Introduction to Microsoft Azure Storage
Azure Storage is the cloud storage solution for modern applications that rely on durability, availability, and scalability to meet the needs of their customers. By reading this article, developers, IT Pros, and business decision makers can learn about:
- What Azure Storage is, and how you can take advantage of it in your cloud, mobile, server, and desktop applications
- What kinds of data you can store with the Azure Storage services: blob (object) data, NoSQL table data, queue messages, and file shares.
- How access to your data in Azure Storage is managed
- How your Azure Storage data is made durable via redundancy and replication
- Where to go next to build your first Azure Storage application
What is Azure Storage?
Cloud computing enables new scenarios for applications requiring scalable, durable, and highly available storage for their data – which is exactly why Microsoft developed Azure Storage. In addition to making it possible for developers to build large-scale applications to support new scenarios, Azure Storage also provides the storage foundation for Azure Virtual Machines, a further testament to its robustness.

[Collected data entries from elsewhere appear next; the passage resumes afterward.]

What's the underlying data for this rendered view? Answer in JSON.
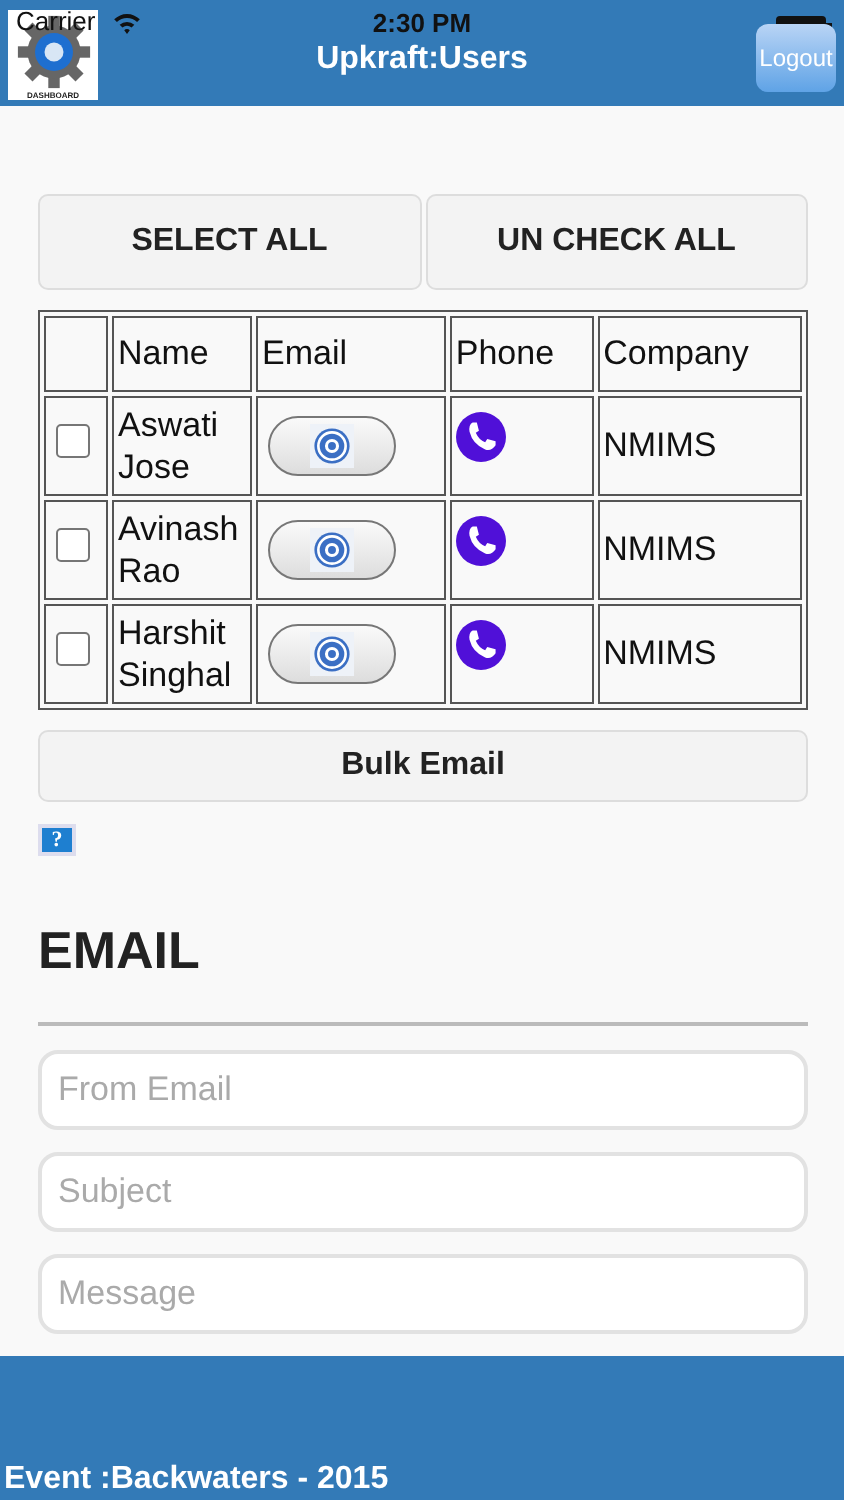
{
  "status_bar": {
    "carrier": "Carrier",
    "time": "2:30 PM"
  },
  "header": {
    "logo_caption": "DASHBOARD",
    "title": "Upkraft:Users",
    "logout": "Logout"
  },
  "actions": [
    "SELECT ALL",
    "UN CHECK ALL"
  ],
  "table": {
    "columns": [
      "Name",
      "Email",
      "Phone",
      "Company"
    ],
    "rows": [
      {
        "checked": false,
        "name": "Aswati Jose",
        "company": "NMIMS"
      },
      {
        "checked": false,
        "name": "Avinash Rao",
        "company": "NMIMS"
      },
      {
        "checked": false,
        "name": "Harshit Singhal",
        "company": "NMIMS"
      }
    ]
  },
  "bulk_button": "Bulk Email",
  "help": "?",
  "email_form": {
    "heading": "EMAIL",
    "fields": [
      {
        "placeholder": "From Email"
      },
      {
        "placeholder": "Subject"
      },
      {
        "placeholder": "Message"
      }
    ]
  },
  "footer": "Event :Backwaters - 2015"
}
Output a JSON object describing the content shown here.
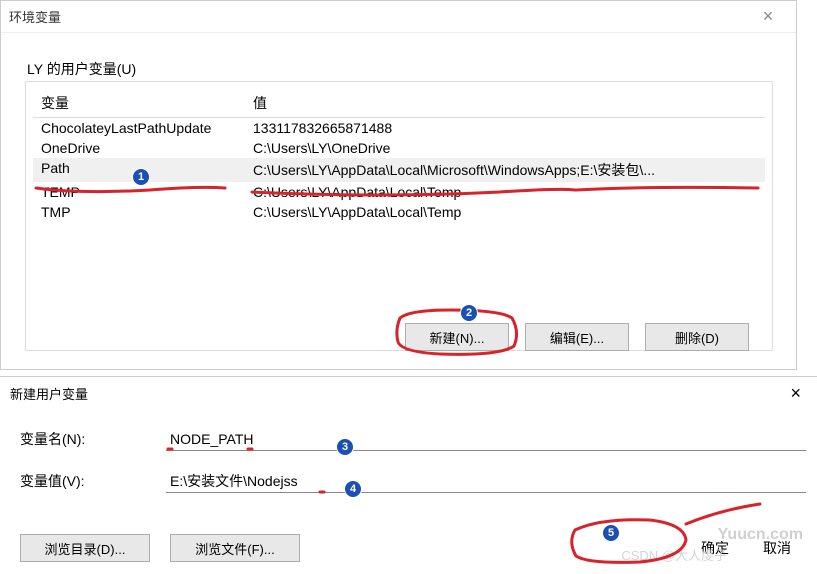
{
  "dialog1": {
    "title": "环境变量",
    "close": "×",
    "group_label": "LY 的用户变量(U)",
    "headers": {
      "var": "变量",
      "val": "值"
    },
    "rows": [
      {
        "var": "ChocolateyLastPathUpdate",
        "val": "133117832665871488"
      },
      {
        "var": "OneDrive",
        "val": "C:\\Users\\LY\\OneDrive"
      },
      {
        "var": "Path",
        "val": "C:\\Users\\LY\\AppData\\Local\\Microsoft\\WindowsApps;E:\\安装包\\..."
      },
      {
        "var": "TEMP",
        "val": "C:\\Users\\LY\\AppData\\Local\\Temp"
      },
      {
        "var": "TMP",
        "val": "C:\\Users\\LY\\AppData\\Local\\Temp"
      }
    ],
    "buttons": {
      "new": "新建(N)...",
      "edit": "编辑(E)...",
      "delete": "删除(D)"
    }
  },
  "dialog2": {
    "title": "新建用户变量",
    "close": "×",
    "name_label": "变量名(N):",
    "name_value": "NODE_PATH",
    "value_label": "变量值(V):",
    "value_value": "E:\\安装文件\\Nodejss",
    "browse_dir": "浏览目录(D)...",
    "browse_file": "浏览文件(F)...",
    "ok": "确定",
    "cancel": "取消"
  },
  "badges": {
    "b1": "1",
    "b2": "2",
    "b3": "3",
    "b4": "4",
    "b5": "5"
  },
  "watermark1": "Yuucn.com",
  "watermark2": "CSDN @大人虔子"
}
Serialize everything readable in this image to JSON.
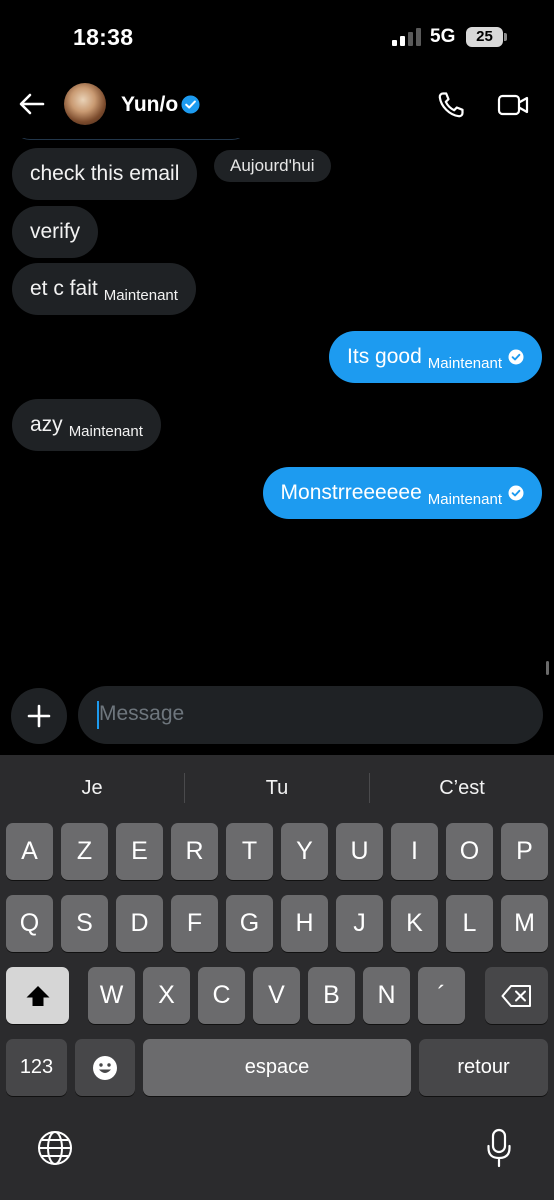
{
  "status_bar": {
    "time": "18:38",
    "network": "5G",
    "battery": "25"
  },
  "header": {
    "contact_name": "Yun/o"
  },
  "messages": [
    {
      "text": "check this email",
      "time": "",
      "direction": "in"
    },
    {
      "text": "verify",
      "time": "",
      "direction": "in"
    },
    {
      "text": "et c fait",
      "time": "Maintenant",
      "direction": "in"
    },
    {
      "text": "Its good",
      "time": "Maintenant",
      "direction": "out"
    },
    {
      "text": "azy",
      "time": "Maintenant",
      "direction": "in"
    },
    {
      "text": "Monstrreeeeee",
      "time": "Maintenant",
      "direction": "out"
    }
  ],
  "day_separator": "Aujourd'hui",
  "composer": {
    "placeholder": "Message"
  },
  "keyboard": {
    "suggestions": [
      "Je",
      "Tu",
      "C’est"
    ],
    "row1": [
      "A",
      "Z",
      "E",
      "R",
      "T",
      "Y",
      "U",
      "I",
      "O",
      "P"
    ],
    "row2": [
      "Q",
      "S",
      "D",
      "F",
      "G",
      "H",
      "J",
      "K",
      "L",
      "M"
    ],
    "row3": [
      "W",
      "X",
      "C",
      "V",
      "B",
      "N",
      "´"
    ],
    "numbers_label": "123",
    "space_label": "espace",
    "return_label": "retour"
  },
  "colors": {
    "accent": "#1d9bf0",
    "incoming_bubble": "#1f2225",
    "keyboard_bg": "#2b2b2d",
    "key_bg": "#6b6b6d"
  }
}
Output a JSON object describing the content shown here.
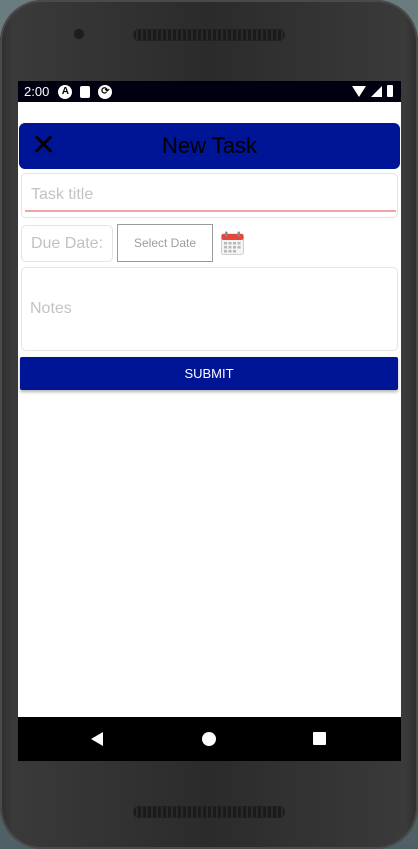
{
  "status_bar": {
    "time": "2:00",
    "icons": [
      "android-icon",
      "sd-card-icon",
      "sync-icon",
      "wifi-icon",
      "signal-icon",
      "battery-icon"
    ]
  },
  "header": {
    "title": "New Task",
    "close_icon": "close-icon",
    "background_color": "#001596"
  },
  "form": {
    "title_placeholder": "Task title",
    "title_value": "",
    "due_date_label": "Due Date:",
    "select_date_label": "Select Date",
    "calendar_icon": "calendar-icon",
    "notes_placeholder": "Notes",
    "notes_value": "",
    "submit_label": "SUBMIT"
  },
  "nav_bar": {
    "back_icon": "back-icon",
    "home_icon": "home-icon",
    "recents_icon": "recents-icon"
  },
  "colors": {
    "accent": "#001596",
    "underline_error": "#f0a4a4"
  }
}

Azure Storage is massively scalable, so you can store and process hundreds of terabytes of data to support the big data scenarios required by scientific, financial analysis, and media applications. Or you can store the small amounts of data required for a small business website. Wherever your needs fall, you pay only for the data you’re storing. Azure Storage currently stores tens of trillions of unique customer objects, and handles millions of requests per second on average.
Azure Storage is elastic, so you can design applications for a large global audience, and scale those applications as needed – both in terms of the amount of data stored and the number of requests made against it. You pay only for what you use, and only when you use it.
Azure Storage uses an auto-partitioning system that automatically load-balances your data based on traffic. This means that as the demands on your application grow, Azure Storage automatically allocates the appropriate resources to meet them.
Azure Storage is accessible from anywhere in the world, from any type of application, whether it’s running in the cloud, on the desktop, on an on-premises server, or on a mobile or tablet device. You can use Azure Storage in mobile scenarios where the application stores a subset of data on the device and synchronizes it with a full set of data stored in the cloud.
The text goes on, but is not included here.